Brenda started toward the kitchen. “Melanie, sweetness? How do you take your coffee?”
“Cream and sugar?”
“Are you asking me or telling me? I thought we talked about this.”
“Cream and sugar. Thank you.”
Amber said, “Um, I’d give the milk a sniff.”
“Noted. How about you, Drinky Doris?” Brenda said. “Coffee?”
“Yes, please,” Amber grunted. “Black’s fine.”
“Girl after my own heart.”
Chapter Three
The only evidence anyone had driven across the snow covering the empty lot was Merritt’s tracks, parallel serpentine ruts coming to stop where he had parked his Neon, facing the road but not in easy view if someone were to come driving in – like they should have, hours ago.
Winston said, “I think it’s fair to say the jig’s up, Merritt. She’s not coming.”
Merritt held the steering wheel. Listened to the classic rock station. No need to have the heat up too high because he had his flak vest on and it lent about as much warmth as a goose-down coat. In the passenger seat lay his silenced MP-9, the silenced Beretta, and the chopped double-barrel for if things got messy. All cleaned, loaded, and ready to go. All they needed now was something to shoot at. But it was starting to look like nobody was going to show. She was running late, by four hours.

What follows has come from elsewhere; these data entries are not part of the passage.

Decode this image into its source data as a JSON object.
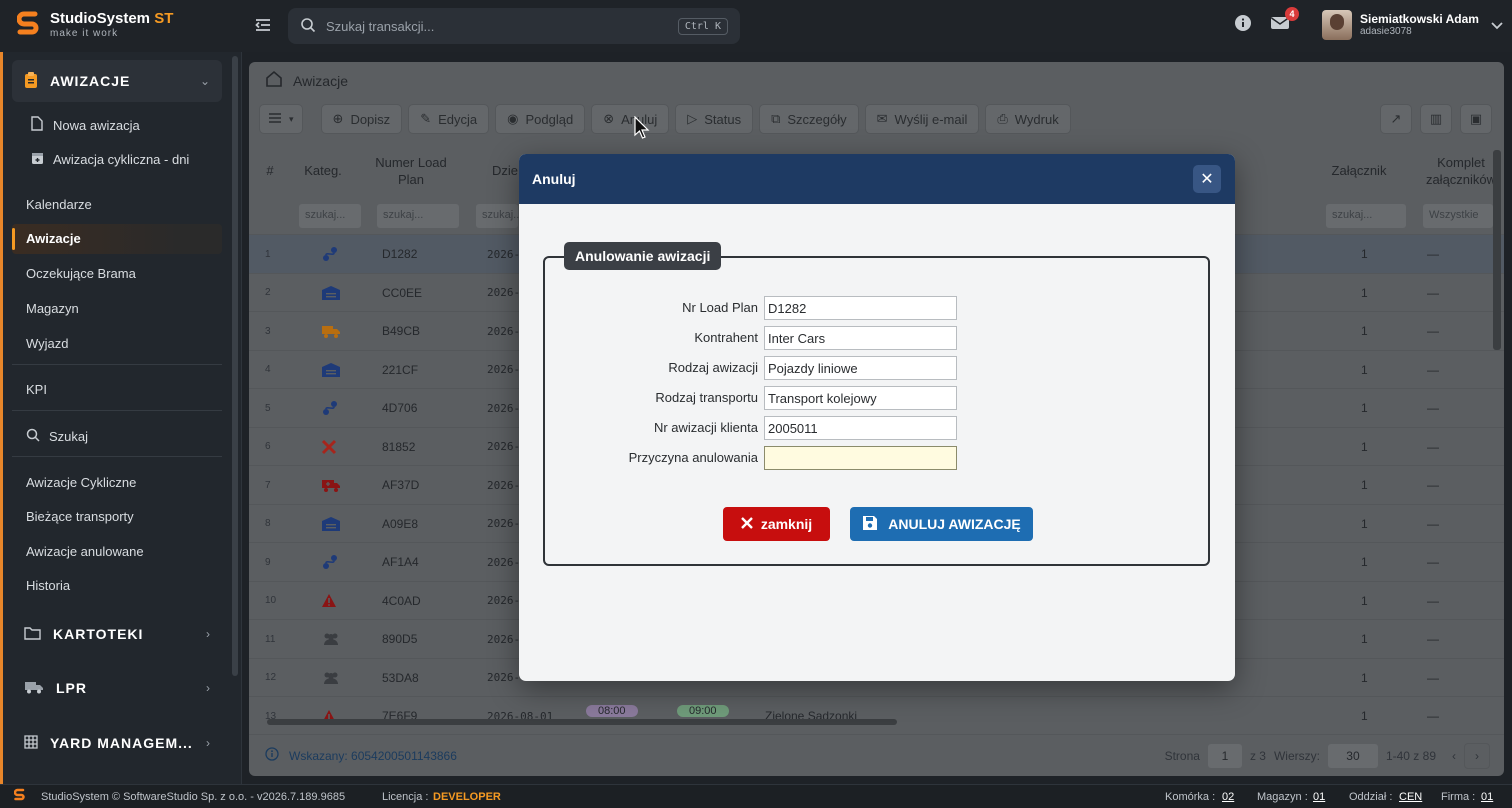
{
  "app": {
    "title_main": "StudioSystem",
    "title_accent": " ST",
    "tagline": "make it work"
  },
  "search": {
    "placeholder": "Szukaj transakcji...",
    "shortcut": "Ctrl K"
  },
  "notifications": {
    "count": "4"
  },
  "user": {
    "name": "Siemiatkowski Adam",
    "login": "adasie3078"
  },
  "sidebar": {
    "section_main": "AWIZACJE",
    "sub_items": [
      "Nowa awizacja",
      "Awizacja cykliczna - dni"
    ],
    "items_a": [
      "Kalendarze",
      "Awizacje",
      "Oczekujące Brama",
      "Magazyn",
      "Wyjazd"
    ],
    "kpi": "KPI",
    "search": "Szukaj",
    "items_b": [
      "Awizacje Cykliczne",
      "Bieżące transporty",
      "Awizacje anulowane",
      "Historia"
    ],
    "sections": [
      "KARTOTEKI",
      "LPR",
      "YARD MANAGEM..."
    ]
  },
  "breadcrumb": "Awizacje",
  "toolbar": [
    "Dopisz",
    "Edycja",
    "Podgląd",
    "Anuluj",
    "Status",
    "Szczegóły",
    "Wyślij e-mail",
    "Wydruk"
  ],
  "grid": {
    "headers": {
      "idx": "#",
      "kateg": "Kateg.",
      "numer": "Numer Load Plan",
      "dzien": "Dzie",
      "zalacznik": "Załącznik",
      "komplet": "Komplet załączników"
    },
    "filter_placeholder": "szukaj...",
    "filter_all": "Wszystkie",
    "rows": [
      {
        "n": "1",
        "code": "D1282",
        "date": "2026-",
        "att": "1",
        "comp": "—"
      },
      {
        "n": "2",
        "code": "CC0EE",
        "date": "2026-",
        "att": "1",
        "comp": "—"
      },
      {
        "n": "3",
        "code": "B49CB",
        "date": "2026-",
        "att": "1",
        "comp": "—"
      },
      {
        "n": "4",
        "code": "221CF",
        "date": "2026-",
        "att": "1",
        "comp": "—"
      },
      {
        "n": "5",
        "code": "4D706",
        "date": "2026-",
        "att": "1",
        "comp": "—"
      },
      {
        "n": "6",
        "code": "81852",
        "date": "2026-",
        "att": "1",
        "comp": "—"
      },
      {
        "n": "7",
        "code": "AF37D",
        "date": "2026-",
        "att": "1",
        "comp": "—"
      },
      {
        "n": "8",
        "code": "A09E8",
        "date": "2026-",
        "att": "1",
        "comp": "—"
      },
      {
        "n": "9",
        "code": "AF1A4",
        "date": "2026-",
        "att": "1",
        "comp": "—"
      },
      {
        "n": "10",
        "code": "4C0AD",
        "date": "2026-",
        "att": "1",
        "comp": "—"
      },
      {
        "n": "11",
        "code": "890D5",
        "date": "2026-",
        "att": "1",
        "comp": "—"
      },
      {
        "n": "12",
        "code": "53DA8",
        "date": "2026-",
        "att": "1",
        "comp": "—"
      },
      {
        "n": "13",
        "code": "7E6F9",
        "date": "2026-08-01",
        "att": "1",
        "comp": "—"
      }
    ],
    "row13": {
      "t1": "08:00",
      "t2": "09:00",
      "place": "Zielone Sadzonki"
    }
  },
  "footer": {
    "selected": "Wskazany: 6054200501143866",
    "page_label": "Strona",
    "page": "1",
    "of": "z 3",
    "rows_label": "Wierszy:",
    "rows": "30",
    "range": "1-40 z 89"
  },
  "statusbar": {
    "copyright": "StudioSystem © SoftwareStudio Sp. z o.o. - v2026.7.189.9685",
    "license_label": "Licencja :",
    "license": "DEVELOPER",
    "komorka_label": "Komórka :",
    "komorka": "02",
    "magazyn_label": "Magazyn :",
    "magazyn": "01",
    "oddzial_label": "Oddział :",
    "oddzial": "CEN",
    "firma_label": "Firma :",
    "firma": "01"
  },
  "modal": {
    "title": "Anuluj",
    "legend": "Anulowanie awizacji",
    "fields": [
      {
        "label": "Nr Load Plan",
        "value": "D1282"
      },
      {
        "label": "Kontrahent",
        "value": "Inter Cars"
      },
      {
        "label": "Rodzaj awizacji",
        "value": "Pojazdy liniowe"
      },
      {
        "label": "Rodzaj transportu",
        "value": "Transport kolejowy"
      },
      {
        "label": "Nr awizacji klienta",
        "value": "2005011"
      },
      {
        "label": "Przyczyna anulowania",
        "value": ""
      }
    ],
    "btn_close": "zamknij",
    "btn_cancel": "ANULUJ AWIZACJĘ"
  },
  "colors": {
    "accent": "#f59a23",
    "modal_header": "#1e3a63",
    "danger": "#c70e0e",
    "primary": "#1e6db2"
  }
}
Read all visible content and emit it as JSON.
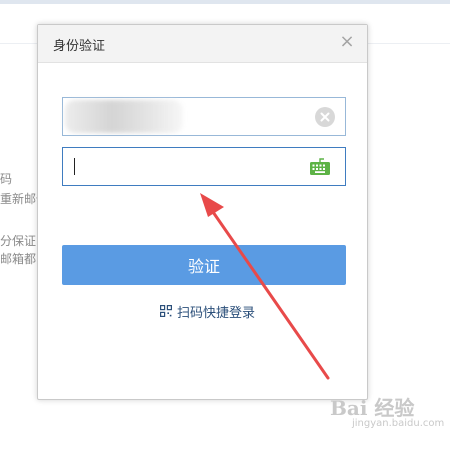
{
  "dialog": {
    "title": "身份验证",
    "close_symbol": "×",
    "username": {
      "value": "",
      "clear_icon": "clear-icon"
    },
    "password": {
      "value": "",
      "placeholder": "",
      "keyboard_icon": "keyboard-icon"
    },
    "verify_button_label": "验证",
    "qr_login_label": "扫码快捷登录",
    "qr_icon": "qr-code-icon"
  },
  "background": {
    "fragments": [
      "码",
      "重新邮件",
      "分保证",
      "邮箱都"
    ]
  },
  "watermark": {
    "main": "Bai  经验",
    "sub": "jingyan.baidu.com"
  },
  "colors": {
    "accent": "#5a9be3",
    "field_border": "#98b8d8",
    "field_focus_border": "#3f7cc0",
    "annotation_arrow": "#e84a4a",
    "keyboard_icon": "#5db346"
  }
}
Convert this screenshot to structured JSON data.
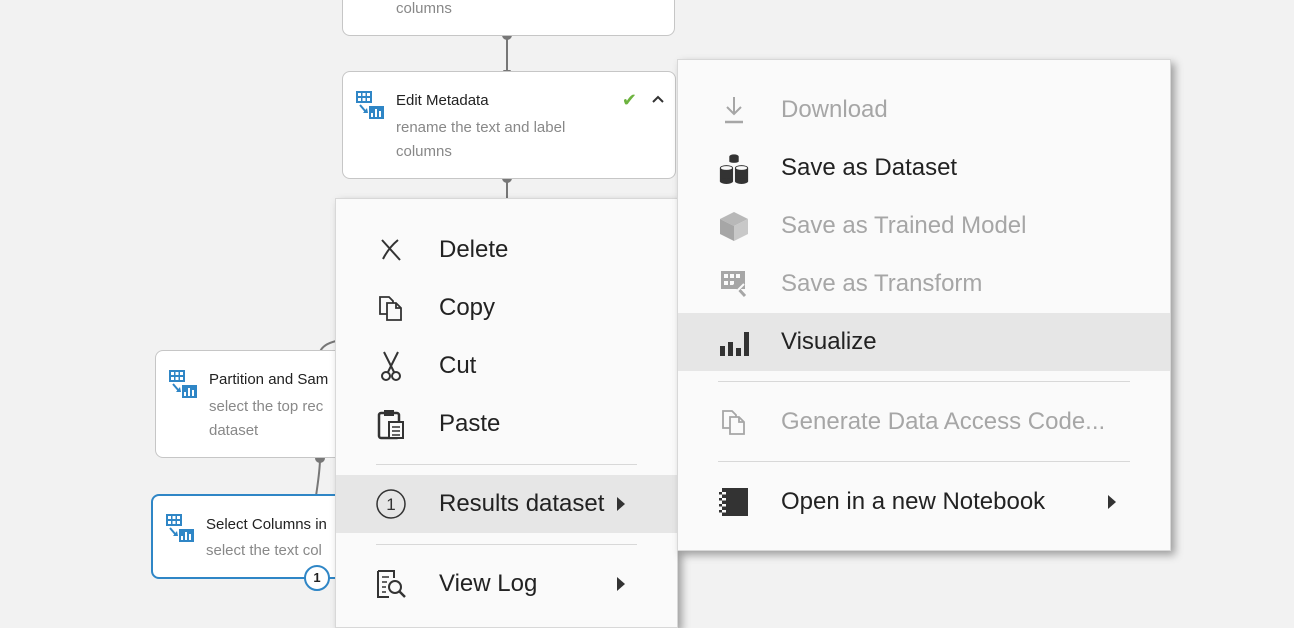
{
  "nodes": {
    "top": {
      "desc": "columns"
    },
    "edit_metadata": {
      "title": "Edit Metadata",
      "desc": "rename the text and label columns"
    },
    "partition": {
      "title": "Partition and Sam",
      "desc": "select the top rec dataset"
    },
    "select_columns": {
      "title": "Select Columns in",
      "desc": "select the text col",
      "badge": "1"
    }
  },
  "context_menu": {
    "items": [
      {
        "label": "Delete",
        "icon": "delete-x-icon"
      },
      {
        "label": "Copy",
        "icon": "copy-icon"
      },
      {
        "label": "Cut",
        "icon": "scissors-icon"
      },
      {
        "label": "Paste",
        "icon": "paste-icon"
      },
      {
        "label": "Results dataset",
        "icon": "port-1-icon",
        "port": "1"
      },
      {
        "label": "View Log",
        "icon": "view-log-icon"
      }
    ]
  },
  "submenu": {
    "items": [
      {
        "label": "Download",
        "icon": "download-icon",
        "enabled": false
      },
      {
        "label": "Save as Dataset",
        "icon": "save-dataset-icon",
        "enabled": true
      },
      {
        "label": "Save as Trained Model",
        "icon": "trained-model-icon",
        "enabled": false
      },
      {
        "label": "Save as Transform",
        "icon": "transform-icon",
        "enabled": false
      },
      {
        "label": "Visualize",
        "icon": "visualize-icon",
        "enabled": true
      },
      {
        "label": "Generate Data Access Code...",
        "icon": "data-access-code-icon",
        "enabled": false
      },
      {
        "label": "Open in a new Notebook",
        "icon": "notebook-icon",
        "enabled": true
      }
    ]
  },
  "colors": {
    "accent": "#2f86c6",
    "check": "#6db33f",
    "disabled_text": "#a6a6a6",
    "highlight": "#e6e6e6",
    "module_icon": "#2f86c6"
  }
}
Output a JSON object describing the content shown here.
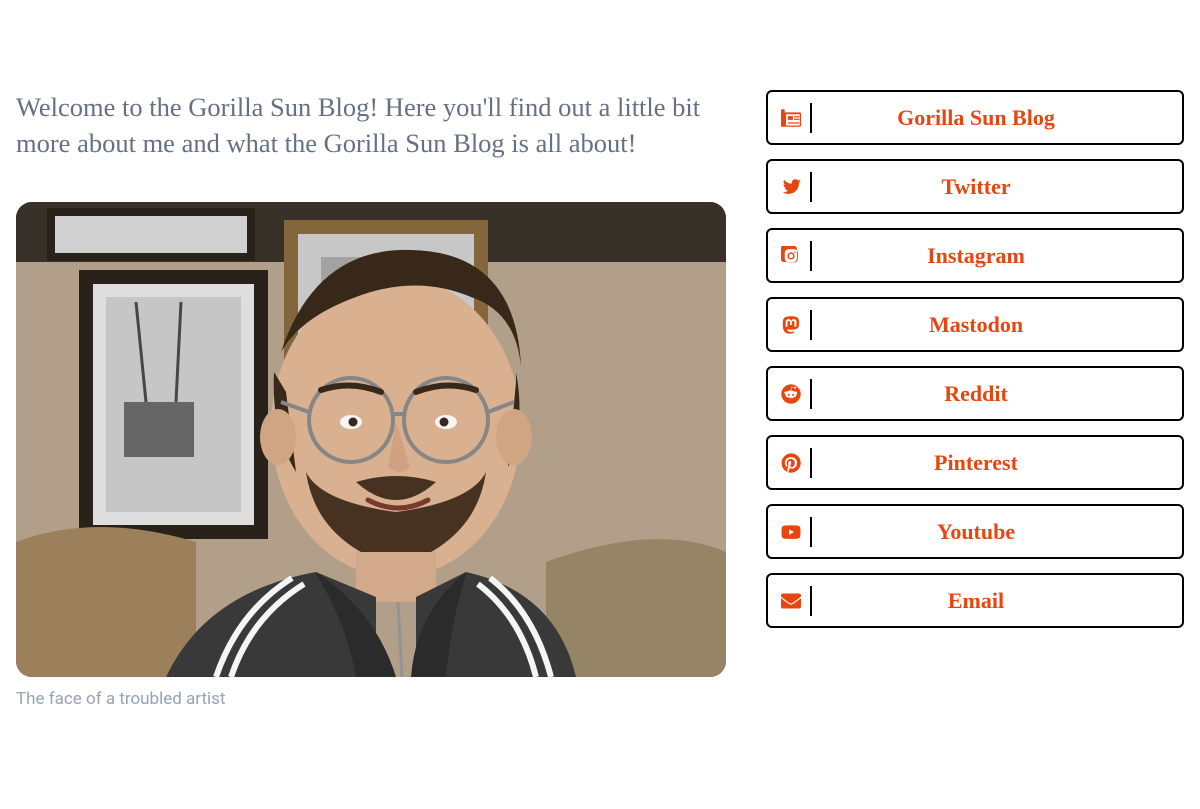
{
  "intro": "Welcome to the Gorilla Sun Blog! Here you'll find out a little bit more about me and what the Gorilla Sun Blog is all about!",
  "photo": {
    "caption": "The face of a troubled artist",
    "alt": "Portrait photo of the author"
  },
  "links": [
    {
      "icon": "newspaper-icon",
      "label": "Gorilla Sun Blog"
    },
    {
      "icon": "twitter-icon",
      "label": "Twitter"
    },
    {
      "icon": "instagram-icon",
      "label": "Instagram"
    },
    {
      "icon": "mastodon-icon",
      "label": "Mastodon"
    },
    {
      "icon": "reddit-icon",
      "label": "Reddit"
    },
    {
      "icon": "pinterest-icon",
      "label": "Pinterest"
    },
    {
      "icon": "youtube-icon",
      "label": "Youtube"
    },
    {
      "icon": "email-icon",
      "label": "Email"
    }
  ],
  "accent": "#e84610"
}
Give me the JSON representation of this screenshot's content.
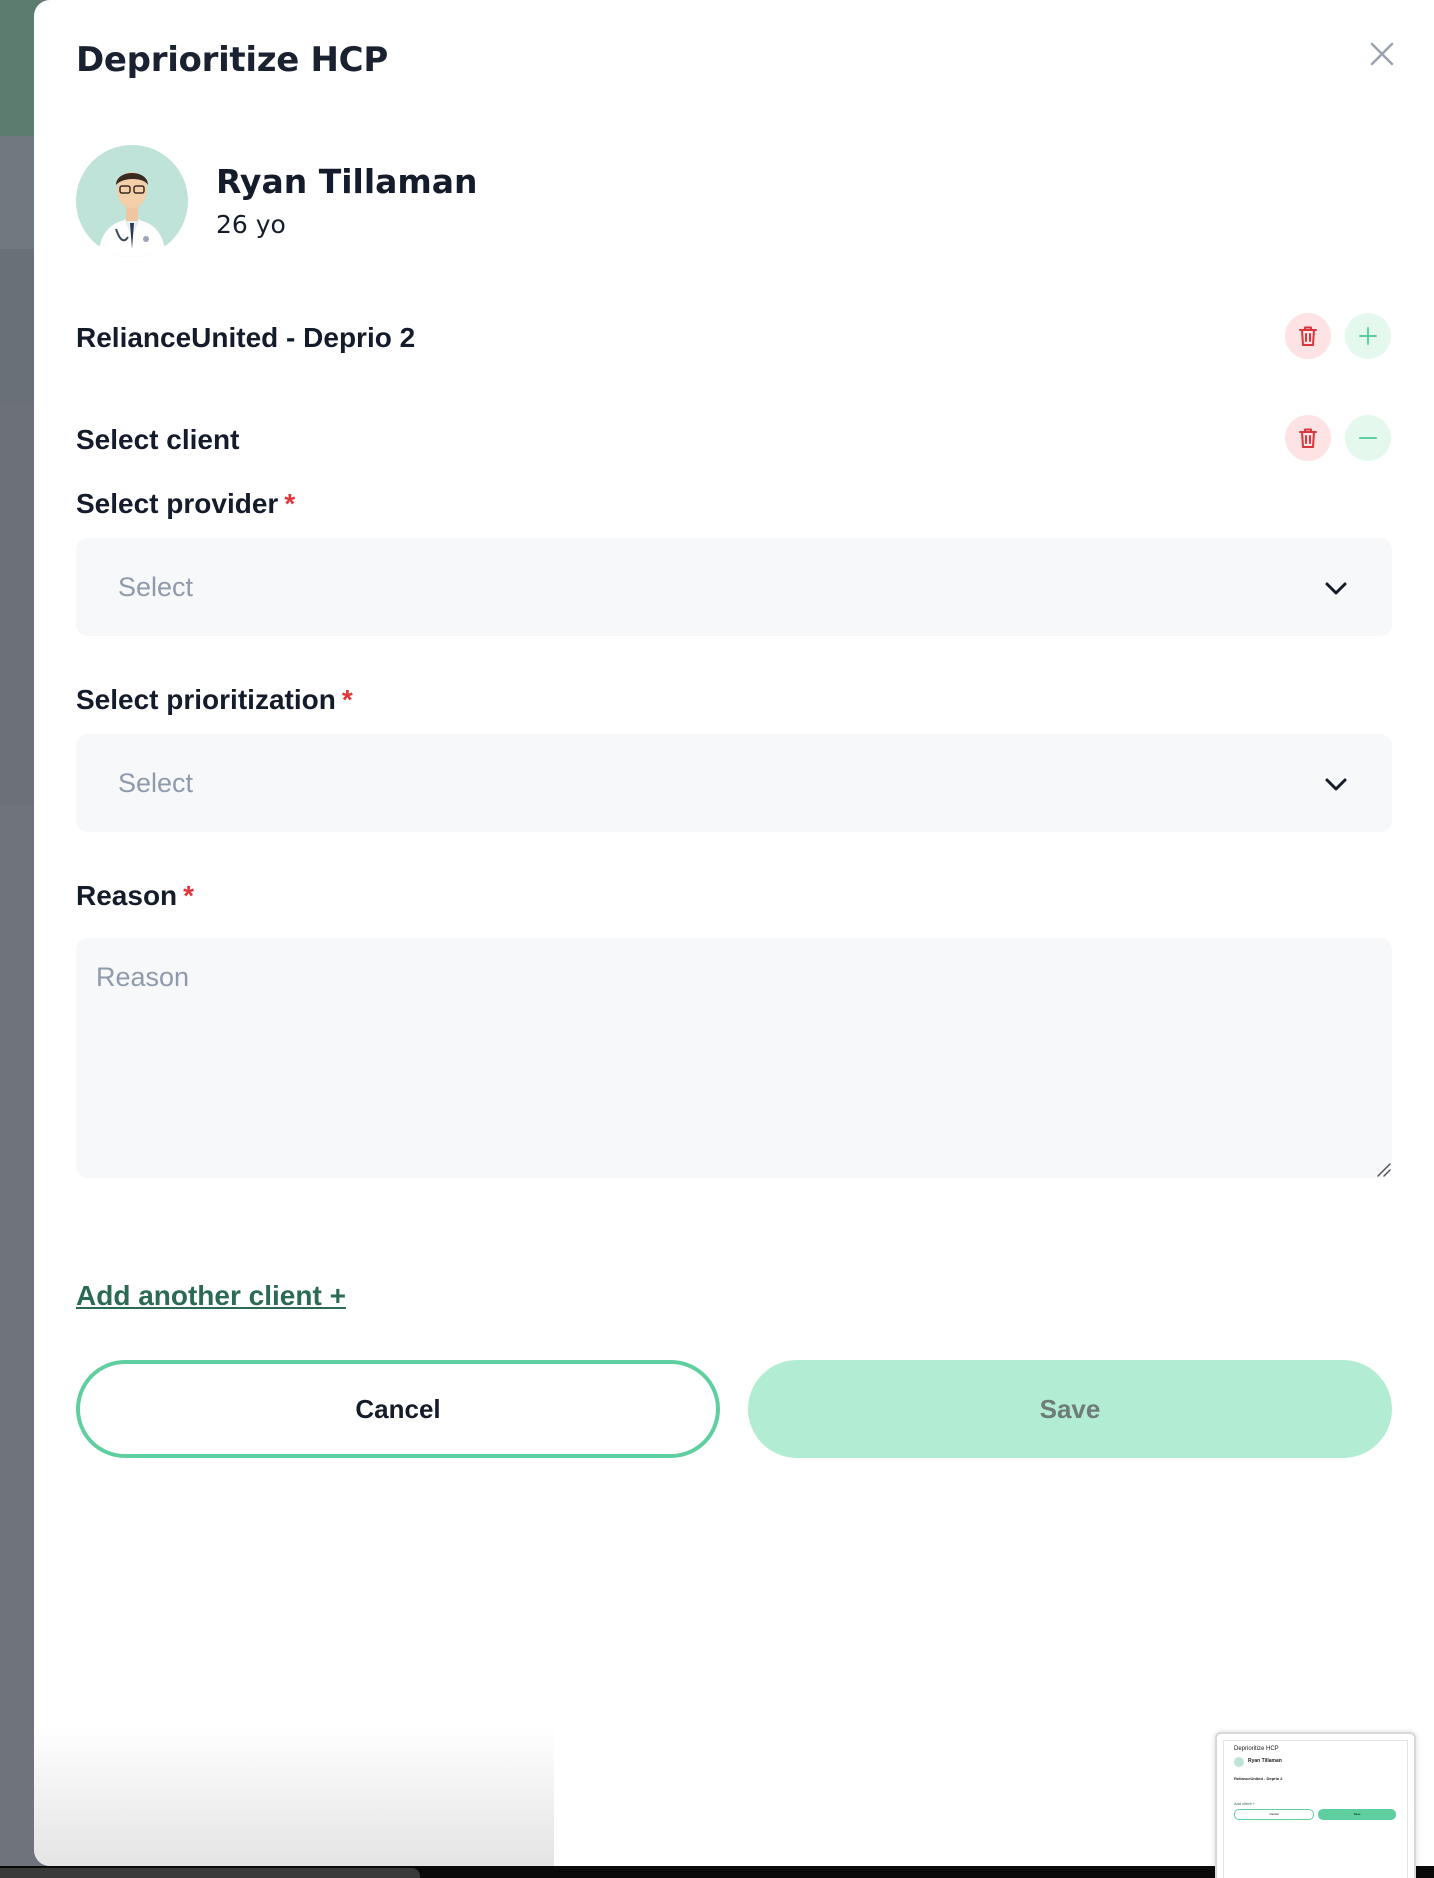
{
  "modal": {
    "title": "Deprioritize HCP"
  },
  "patient": {
    "name": "Ryan Tillaman",
    "age": "26 yo"
  },
  "client_blocks": [
    {
      "title": "RelianceUnited - Deprio 2"
    },
    {
      "title": "Select client"
    }
  ],
  "form": {
    "provider": {
      "label": "Select provider",
      "required_mark": "*",
      "placeholder": "Select"
    },
    "prioritization": {
      "label": "Select prioritization",
      "required_mark": "*",
      "placeholder": "Select"
    },
    "reason": {
      "label": "Reason",
      "required_mark": "*",
      "placeholder": "Reason"
    }
  },
  "actions": {
    "add_client_link": "Add another client +",
    "cancel_label": "Cancel",
    "save_label": "Save"
  },
  "thumbnail": {
    "title": "Deprioritize HCP",
    "name": "Ryan Tillaman",
    "client": "RelianceUnited - Deprio 2",
    "link": "Add client +",
    "cancel": "Cancel",
    "save": "Save"
  },
  "colors": {
    "accent_green": "#5fcf9f",
    "save_disabled_bg": "#b2ecd3",
    "delete_red": "#d9363e",
    "link_green": "#2b6b55"
  },
  "icons": {
    "close": "close-icon",
    "trash": "trash-icon",
    "plus": "plus-icon",
    "minus": "minus-icon",
    "chevron": "chevron-down-icon"
  }
}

“Tried telling you, son,” Joseph said, directly behind Merritt, “she may not be the smartest around, but she doesn’t have to be when it’s you who’s after her.”
Merritt looked into the rearview, but didn’t see his father, only the Mississippi behind his car. A plane of white and powder-blue, frozen over save for a slash in the middle where the dark water glimmered in the early afternoon sun. He adjusted the mirror to look into the ba
ck seat. Two travel coolers standing side by side, buckled into their seats, one red and one blue, a half-gallon of Michael inside each. The young man had given so generously. Felix was going to be so proud of Merritt. He couldn’t wait to see his face when he showed him what he’d brought.
Merritt checked his phone, then the burner. No calls, no texts, no emails.
The burner lit up in his hand. He didn’t recognize the number. 651 area code, though.
He took the call but didn’t say anything.
They didn’t say anything either.
Merritt’s flak vest made him feel like he was wearing a girdle. The Velcro straps crackled with each stifled inhale, barely holding fastened.
Finally, Brenda Stockton said, “Did you do Johnny, Merritt?”
He said nothing.
“What about Kerry Kerosene?”
He didn’t respond.
“Dentist Ricky? Did you do him?”
Just from the sound of her voice being directed at him, Merritt almost crushed the phone in his hand. He heard the plastic casing crack. “Brenda,” he said, “as far as I’m aware, those men are all alive and well.”
“Well, I have reason to believe they’re far from alive and well. And it may not have been you who did them, but somebody did. Johnny Jade’s wife says he went to the store two days ago and nobody’s seen him since. Same deal with Dentist Ricky. According to Mrs. Dentist Ricky, he went out to pick up a pizza for the slumber party one of their kids was having and neither he, nor any large two-topping, ever materialized.”
“I’ve got nothing to tell you,” Merritt said. “It’s news to me. Sad news at that. I like those guys.”
“I’m sure they liked you too,” she said. “Just got off the phone with Kerry Kerosene’s girlfriend, Bernice, a minute ago. Yeah, the arsonist’s girlfriend’s name is Bernice. Match made in heaven. Ha, get it, a match made in heaven? I did it again. I swear I’m not reading this off a script. Anyhow, Bernice tells me she hasn’t seen hide nor hair of her firebug beau since last Tuesday. And that got me thinking. So I figured I’d give my friend and colleague a ring to see if you wouldn’t mind comparing notes.”